David has been asked why he doesn’t just make beer flavored beer. “There are many people who do not like the taste of beer and nuance is what we are about,” David says. “When we started we had a pale ale called venom which was an American style aggressively hopped pale ale.” “The taste and perceptions have changed so much that pales are difficult to market as our pale ales range from magic hat #. 9 which had apricots in it to venom which is extremely hoppy so people will not buy it because they don’t know what it is or it is not what they expected.”
Hops are such a critical ingredient in DuClaws products that they have placed along side their stainless steel fermenters what resembles a 1930’s serial movie style spaceship awaiting takeoff.
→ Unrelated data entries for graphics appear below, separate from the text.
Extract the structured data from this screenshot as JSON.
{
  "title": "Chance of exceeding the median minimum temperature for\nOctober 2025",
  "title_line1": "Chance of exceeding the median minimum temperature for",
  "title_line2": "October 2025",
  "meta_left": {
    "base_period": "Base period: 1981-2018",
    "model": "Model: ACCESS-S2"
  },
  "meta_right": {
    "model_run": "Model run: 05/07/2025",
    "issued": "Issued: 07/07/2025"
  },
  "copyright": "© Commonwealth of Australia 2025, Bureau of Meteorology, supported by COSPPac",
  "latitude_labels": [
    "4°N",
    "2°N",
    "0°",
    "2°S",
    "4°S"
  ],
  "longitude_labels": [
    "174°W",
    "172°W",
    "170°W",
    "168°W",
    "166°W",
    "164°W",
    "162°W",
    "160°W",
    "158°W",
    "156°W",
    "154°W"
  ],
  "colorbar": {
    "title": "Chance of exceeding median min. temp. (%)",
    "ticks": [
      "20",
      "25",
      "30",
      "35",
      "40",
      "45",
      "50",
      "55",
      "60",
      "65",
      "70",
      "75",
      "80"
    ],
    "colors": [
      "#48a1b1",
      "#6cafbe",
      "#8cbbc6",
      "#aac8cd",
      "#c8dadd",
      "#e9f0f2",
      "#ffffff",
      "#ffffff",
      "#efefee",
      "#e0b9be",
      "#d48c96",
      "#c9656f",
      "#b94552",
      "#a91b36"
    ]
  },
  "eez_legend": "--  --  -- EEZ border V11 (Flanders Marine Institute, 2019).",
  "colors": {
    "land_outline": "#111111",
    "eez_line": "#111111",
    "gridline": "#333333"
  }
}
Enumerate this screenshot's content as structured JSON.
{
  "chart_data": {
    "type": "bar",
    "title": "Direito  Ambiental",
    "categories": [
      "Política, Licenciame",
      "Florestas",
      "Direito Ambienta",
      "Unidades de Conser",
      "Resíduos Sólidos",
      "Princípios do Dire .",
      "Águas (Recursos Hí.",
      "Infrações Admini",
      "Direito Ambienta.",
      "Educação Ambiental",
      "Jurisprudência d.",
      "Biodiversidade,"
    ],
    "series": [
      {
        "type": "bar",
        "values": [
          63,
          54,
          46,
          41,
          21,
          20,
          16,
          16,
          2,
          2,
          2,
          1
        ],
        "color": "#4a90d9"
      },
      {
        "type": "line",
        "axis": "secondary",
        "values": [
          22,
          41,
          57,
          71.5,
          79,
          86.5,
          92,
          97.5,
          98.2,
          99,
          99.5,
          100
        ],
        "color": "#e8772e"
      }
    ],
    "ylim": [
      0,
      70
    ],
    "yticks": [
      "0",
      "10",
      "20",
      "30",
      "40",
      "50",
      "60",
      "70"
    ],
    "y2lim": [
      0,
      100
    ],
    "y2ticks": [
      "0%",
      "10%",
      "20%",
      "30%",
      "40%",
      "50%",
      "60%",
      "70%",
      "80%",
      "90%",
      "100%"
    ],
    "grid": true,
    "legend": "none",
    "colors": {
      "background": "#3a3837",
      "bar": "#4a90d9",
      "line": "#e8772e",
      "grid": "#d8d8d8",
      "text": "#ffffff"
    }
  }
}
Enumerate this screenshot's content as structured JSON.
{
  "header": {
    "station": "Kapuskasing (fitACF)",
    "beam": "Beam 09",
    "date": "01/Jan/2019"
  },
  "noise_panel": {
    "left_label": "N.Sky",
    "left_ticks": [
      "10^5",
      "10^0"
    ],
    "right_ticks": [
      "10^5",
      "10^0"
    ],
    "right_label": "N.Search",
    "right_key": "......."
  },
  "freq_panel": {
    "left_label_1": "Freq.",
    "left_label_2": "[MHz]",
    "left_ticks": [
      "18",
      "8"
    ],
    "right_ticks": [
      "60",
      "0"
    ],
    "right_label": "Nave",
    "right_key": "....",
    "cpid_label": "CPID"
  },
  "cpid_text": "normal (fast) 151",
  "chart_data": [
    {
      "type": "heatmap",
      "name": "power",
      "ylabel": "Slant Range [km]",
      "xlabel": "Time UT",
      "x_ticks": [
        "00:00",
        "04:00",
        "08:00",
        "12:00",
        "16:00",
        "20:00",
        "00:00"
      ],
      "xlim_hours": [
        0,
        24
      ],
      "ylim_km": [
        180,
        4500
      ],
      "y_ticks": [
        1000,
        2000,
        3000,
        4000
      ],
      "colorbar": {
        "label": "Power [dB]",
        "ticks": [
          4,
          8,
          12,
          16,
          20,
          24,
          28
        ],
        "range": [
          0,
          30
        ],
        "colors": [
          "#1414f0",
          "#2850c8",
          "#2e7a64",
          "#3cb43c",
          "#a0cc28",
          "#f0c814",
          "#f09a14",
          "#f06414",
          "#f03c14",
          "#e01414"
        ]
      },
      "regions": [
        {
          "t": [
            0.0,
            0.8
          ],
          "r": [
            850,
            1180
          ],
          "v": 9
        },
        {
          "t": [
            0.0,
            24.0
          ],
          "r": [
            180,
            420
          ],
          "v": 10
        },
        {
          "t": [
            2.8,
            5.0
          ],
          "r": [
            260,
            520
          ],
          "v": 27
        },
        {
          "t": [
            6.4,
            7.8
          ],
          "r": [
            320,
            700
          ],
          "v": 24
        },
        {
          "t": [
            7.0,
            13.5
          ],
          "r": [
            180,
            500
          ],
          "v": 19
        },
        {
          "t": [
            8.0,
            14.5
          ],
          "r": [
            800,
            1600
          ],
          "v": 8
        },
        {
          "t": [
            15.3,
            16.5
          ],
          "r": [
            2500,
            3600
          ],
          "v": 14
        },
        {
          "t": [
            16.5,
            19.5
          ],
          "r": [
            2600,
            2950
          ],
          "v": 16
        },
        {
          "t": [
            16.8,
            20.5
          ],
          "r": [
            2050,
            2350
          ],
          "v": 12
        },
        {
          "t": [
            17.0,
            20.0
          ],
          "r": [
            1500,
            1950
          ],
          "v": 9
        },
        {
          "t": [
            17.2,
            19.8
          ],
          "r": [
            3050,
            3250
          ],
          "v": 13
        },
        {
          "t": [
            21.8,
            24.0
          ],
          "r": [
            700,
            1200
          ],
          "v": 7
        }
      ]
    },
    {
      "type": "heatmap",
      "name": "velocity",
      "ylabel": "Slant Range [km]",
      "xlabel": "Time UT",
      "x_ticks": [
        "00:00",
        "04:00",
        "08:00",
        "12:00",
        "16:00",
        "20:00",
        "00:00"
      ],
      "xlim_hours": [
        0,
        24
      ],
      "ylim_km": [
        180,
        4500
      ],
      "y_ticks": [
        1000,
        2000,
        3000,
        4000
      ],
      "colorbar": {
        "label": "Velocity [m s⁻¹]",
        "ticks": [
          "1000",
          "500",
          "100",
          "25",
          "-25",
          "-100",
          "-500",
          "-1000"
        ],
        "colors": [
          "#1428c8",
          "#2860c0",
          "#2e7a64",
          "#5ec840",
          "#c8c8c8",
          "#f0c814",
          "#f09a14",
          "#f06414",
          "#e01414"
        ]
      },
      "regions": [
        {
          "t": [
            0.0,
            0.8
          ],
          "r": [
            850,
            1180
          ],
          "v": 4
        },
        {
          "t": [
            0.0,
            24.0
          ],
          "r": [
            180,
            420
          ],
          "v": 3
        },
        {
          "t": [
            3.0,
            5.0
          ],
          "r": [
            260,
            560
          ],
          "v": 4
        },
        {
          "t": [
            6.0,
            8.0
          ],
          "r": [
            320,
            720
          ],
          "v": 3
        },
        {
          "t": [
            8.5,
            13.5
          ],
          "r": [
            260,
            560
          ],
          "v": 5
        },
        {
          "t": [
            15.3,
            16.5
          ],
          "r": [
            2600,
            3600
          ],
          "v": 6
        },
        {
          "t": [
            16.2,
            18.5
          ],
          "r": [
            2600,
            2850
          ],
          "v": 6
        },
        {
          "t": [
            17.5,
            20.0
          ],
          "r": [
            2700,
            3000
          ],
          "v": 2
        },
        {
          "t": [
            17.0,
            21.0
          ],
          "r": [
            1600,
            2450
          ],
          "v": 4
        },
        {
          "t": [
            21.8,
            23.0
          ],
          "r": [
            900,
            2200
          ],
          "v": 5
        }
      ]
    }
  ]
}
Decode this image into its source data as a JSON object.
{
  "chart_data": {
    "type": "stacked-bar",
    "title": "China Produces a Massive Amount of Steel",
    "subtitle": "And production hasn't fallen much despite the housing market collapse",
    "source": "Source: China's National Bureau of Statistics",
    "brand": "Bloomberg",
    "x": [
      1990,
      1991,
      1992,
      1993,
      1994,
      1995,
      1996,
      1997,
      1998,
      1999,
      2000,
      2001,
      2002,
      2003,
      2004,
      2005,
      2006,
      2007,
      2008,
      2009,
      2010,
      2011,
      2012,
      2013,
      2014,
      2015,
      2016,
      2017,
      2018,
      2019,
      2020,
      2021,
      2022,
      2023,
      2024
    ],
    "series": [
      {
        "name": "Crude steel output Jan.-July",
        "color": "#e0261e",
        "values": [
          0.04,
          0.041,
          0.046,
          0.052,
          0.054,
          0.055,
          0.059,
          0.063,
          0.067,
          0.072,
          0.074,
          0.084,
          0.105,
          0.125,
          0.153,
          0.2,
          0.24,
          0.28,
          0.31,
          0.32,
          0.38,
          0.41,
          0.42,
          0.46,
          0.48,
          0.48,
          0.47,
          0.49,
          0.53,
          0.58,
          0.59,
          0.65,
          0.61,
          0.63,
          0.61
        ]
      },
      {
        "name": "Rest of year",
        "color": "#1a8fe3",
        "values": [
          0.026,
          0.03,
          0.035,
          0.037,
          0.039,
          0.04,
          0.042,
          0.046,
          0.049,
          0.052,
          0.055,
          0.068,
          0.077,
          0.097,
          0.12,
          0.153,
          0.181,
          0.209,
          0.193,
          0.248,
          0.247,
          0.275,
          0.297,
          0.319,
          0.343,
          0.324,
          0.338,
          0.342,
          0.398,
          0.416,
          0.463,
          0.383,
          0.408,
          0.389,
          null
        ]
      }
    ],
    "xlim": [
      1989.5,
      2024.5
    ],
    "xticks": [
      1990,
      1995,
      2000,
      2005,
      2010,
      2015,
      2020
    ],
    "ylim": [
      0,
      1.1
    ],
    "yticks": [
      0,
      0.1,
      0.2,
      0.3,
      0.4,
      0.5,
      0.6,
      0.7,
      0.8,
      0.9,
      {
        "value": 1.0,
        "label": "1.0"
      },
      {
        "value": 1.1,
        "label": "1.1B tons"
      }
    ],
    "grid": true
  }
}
This hop gun will further enhance the infusion of additional hops into the beer. “We do a decent bit of hoppy beers with our hop gun,” David says noting that they will use locally grown hops to enhance a brew but there are not enough locally to fulfill his brewing needs. “We use palletized hops and in a single batch we will use 90 lbs of hops just for dry hopping which does not count what goes into the boil.” “200 lbs will not cover one of our batches.”
David’s batches started small when he was a junior in college and got hooked on brewing beer at college for half the price of store bought brew.
“My roommate bought a home brew kit because it cost about $10.00 to brew two cases of beer and our drink of the time was $10.00 a case.” “By my senior year at Loyola College I was on the first floor handing out six packs and on a nice spring day.” “I thought it would be cool if we could open a restaurant where we could brew our own beer and that was in 1992,” “By 1996 we opened our first pub in Belair from then on we opened a few more and by 2010 we started selling in bottles.” “In 2011 we launched some 12 oz packaging and we quickly realized that the10,000 square ft brew space we had was too small and in April 2013 we opened here.”
“Right now we are on track to finish 35,000 barrels this year,” David relates. “A barrel is 31 gallons or 2 kegs and we have always been at capacity since we started.” “We just added 4 new tanks and our growth has been pretty extreme.” “We are in eight states and surprisingly the desire for craft beer in West Virginia is crazy.” “We sell more beer in WV than we do in Delaware especially when you consider the population numbers.”
As far as the naming the brewery there at least a dozen stories concerning DuClaw. “Craft beer is very personal and intimate and there are so many varieties and we wanted a word that had a coolness to it,” David remembers. “It has to have something to due with history and class but the name should also mean nothing so that when you come in and experience it for the first time it is your personal relationship with it.”
“Claw is cool to a 26 year old, and DU sounds like Dubois which is French and so that was cool.” “However, we get that question a lot and sometimes we relate that it is an old English word that means “craft be cherished – rules be damned”.” “On our website the story will change each time you load the page.” “We have also indicated that DUCLAW was my great grandfather’s middle name and he couldn’t make in the gold rush so he turned to brewing thus starting the tradition.”
The sense of tradition along with the irreverence for rules create amazing beers. “Our beers have to have intensity and it has to be well made and the technical things have to be there,” David insists. “There is no can’t or rules or we won’t.” “We just launched a saiswon cantaloupe beer and we are working on a barbecue or dry rub flavor beer to see if we can make it work.” “Ideas come from every brewer and the only requirement we ask is why are we doing this and why should this beer exist.” “No matter what beer we put out it must be balanced.”
“You have to be an adventurous beer drinker,” David says with enthusiasm. “We want to try the new thing.” “What is it and why do the experience?” “You don’t know you like it until you try it.”